Natural Health Products (NHPs) in Canada are a subset of drugs and are governed by the Food and Drugs Act (FDA), the Food and Drug Regulations (FDR), and the Natural Health Products Regulations (NHPR).
NHPs require a natural health product licence that is granted following the regulator’s evaluation of data supporting a product’s quality, safety, and health benefits; this is usually obtained through traditional evidence and clinical studies.
When the Cannabis Act came into effect, Health Canada took a precautionary stance and added phytocannabinoids produced by, or found in the cannabis plant, including any product containing an “isolated or concentrated phytocannabinoid” or a synthetic duplicate to the prescription drug list. Examples of these are THC and CBD.
Why? Health Canada felt that due to limited marketing experience and scientific uncertainty surrounding the effects of phytocannabinoids, this was a justified, sound decision.

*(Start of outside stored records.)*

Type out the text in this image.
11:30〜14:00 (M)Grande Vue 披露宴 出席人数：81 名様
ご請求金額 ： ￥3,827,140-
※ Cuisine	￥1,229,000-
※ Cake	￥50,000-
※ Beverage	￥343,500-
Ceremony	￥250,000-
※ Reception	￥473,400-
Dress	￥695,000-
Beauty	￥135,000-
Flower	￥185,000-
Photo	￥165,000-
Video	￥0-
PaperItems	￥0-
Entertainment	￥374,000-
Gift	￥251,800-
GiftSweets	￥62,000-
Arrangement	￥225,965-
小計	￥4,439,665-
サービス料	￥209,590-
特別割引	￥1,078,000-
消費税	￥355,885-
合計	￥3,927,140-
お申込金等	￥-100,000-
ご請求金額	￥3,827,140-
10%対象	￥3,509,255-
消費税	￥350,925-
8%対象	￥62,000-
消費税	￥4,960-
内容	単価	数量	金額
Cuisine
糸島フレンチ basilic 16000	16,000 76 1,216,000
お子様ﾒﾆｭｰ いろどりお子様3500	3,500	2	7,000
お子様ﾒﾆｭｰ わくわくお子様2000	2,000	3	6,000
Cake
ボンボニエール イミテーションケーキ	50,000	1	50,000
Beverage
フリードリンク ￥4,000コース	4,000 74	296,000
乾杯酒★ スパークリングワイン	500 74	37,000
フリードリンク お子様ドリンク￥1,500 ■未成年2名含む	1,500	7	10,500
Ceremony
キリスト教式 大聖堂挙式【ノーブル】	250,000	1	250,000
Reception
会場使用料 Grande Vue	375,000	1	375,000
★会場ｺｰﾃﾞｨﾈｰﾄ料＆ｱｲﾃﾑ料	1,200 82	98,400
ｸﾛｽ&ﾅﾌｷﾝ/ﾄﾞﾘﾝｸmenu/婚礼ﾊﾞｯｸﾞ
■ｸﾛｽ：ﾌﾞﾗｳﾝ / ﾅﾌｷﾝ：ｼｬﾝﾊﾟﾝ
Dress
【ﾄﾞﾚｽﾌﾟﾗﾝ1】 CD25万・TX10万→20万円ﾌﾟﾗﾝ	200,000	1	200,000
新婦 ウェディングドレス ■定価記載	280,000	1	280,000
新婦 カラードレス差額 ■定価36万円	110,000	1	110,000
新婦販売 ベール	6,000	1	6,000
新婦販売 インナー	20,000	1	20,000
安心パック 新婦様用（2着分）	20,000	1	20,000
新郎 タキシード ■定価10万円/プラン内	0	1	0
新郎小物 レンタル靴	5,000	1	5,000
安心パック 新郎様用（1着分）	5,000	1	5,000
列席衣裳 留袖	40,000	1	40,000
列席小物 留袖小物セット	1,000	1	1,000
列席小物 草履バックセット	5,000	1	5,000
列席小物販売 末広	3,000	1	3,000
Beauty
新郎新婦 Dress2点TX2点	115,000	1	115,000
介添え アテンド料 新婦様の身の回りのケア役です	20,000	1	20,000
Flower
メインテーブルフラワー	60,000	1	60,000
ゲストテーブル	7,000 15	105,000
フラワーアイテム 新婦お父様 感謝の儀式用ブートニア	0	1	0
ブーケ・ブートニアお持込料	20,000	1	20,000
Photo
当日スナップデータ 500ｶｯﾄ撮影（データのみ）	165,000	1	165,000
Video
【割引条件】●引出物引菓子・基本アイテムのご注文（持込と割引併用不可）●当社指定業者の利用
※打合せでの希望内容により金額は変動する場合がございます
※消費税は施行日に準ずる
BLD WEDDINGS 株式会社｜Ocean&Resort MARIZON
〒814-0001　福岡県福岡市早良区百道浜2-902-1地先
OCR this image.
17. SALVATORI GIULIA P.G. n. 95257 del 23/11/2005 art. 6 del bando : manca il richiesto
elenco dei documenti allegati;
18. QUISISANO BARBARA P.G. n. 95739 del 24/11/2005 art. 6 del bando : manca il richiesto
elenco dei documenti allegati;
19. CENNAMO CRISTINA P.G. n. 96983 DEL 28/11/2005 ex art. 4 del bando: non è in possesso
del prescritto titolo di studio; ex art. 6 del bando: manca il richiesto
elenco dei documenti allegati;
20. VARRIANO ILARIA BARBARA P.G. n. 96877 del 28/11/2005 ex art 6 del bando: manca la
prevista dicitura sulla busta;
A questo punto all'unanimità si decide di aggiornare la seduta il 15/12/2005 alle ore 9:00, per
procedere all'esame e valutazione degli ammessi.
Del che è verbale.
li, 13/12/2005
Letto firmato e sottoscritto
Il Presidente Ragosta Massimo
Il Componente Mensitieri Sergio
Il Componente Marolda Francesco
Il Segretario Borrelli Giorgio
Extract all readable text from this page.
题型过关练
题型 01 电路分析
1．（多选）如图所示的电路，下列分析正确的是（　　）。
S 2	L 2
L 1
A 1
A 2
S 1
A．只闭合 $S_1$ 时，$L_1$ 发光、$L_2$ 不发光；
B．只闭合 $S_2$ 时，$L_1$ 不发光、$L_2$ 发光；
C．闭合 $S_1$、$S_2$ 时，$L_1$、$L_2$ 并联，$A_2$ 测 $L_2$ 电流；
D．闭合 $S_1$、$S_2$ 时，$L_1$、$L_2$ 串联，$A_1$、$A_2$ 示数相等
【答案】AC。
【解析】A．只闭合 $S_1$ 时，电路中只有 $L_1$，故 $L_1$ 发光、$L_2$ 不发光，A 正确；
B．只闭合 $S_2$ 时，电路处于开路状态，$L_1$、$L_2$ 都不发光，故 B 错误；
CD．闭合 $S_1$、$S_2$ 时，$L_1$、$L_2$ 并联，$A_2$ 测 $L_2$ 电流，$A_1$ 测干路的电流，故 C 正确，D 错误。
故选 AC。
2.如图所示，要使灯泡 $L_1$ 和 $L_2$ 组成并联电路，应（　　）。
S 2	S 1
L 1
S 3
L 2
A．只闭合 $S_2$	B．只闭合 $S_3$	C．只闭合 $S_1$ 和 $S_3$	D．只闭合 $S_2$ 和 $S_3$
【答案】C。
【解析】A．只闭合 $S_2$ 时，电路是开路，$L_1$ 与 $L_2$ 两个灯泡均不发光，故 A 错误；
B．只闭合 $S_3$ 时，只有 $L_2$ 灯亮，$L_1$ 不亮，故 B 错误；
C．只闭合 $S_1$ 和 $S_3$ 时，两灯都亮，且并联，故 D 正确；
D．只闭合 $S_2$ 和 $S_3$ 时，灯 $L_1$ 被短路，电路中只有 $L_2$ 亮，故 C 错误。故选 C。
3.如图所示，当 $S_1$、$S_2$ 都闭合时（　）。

In order for cannabis to be removed from the prescription drug list, more evidence to prove its safety and therapeutic benefits without the supervision of a health practitioner will be required. This includes proving through studies conducted by an approved investigator that the health benefits are beneficial, meaningful, and scientifically recognized.
New Industrial Hemp Regulations allow natural health products and consumer products (including products like hemp protein, hempseed oil, hemp hearts, and cosmetics) that contain low THC (10mcg/g or less) and no isolated or concentrated phytocannabinoid.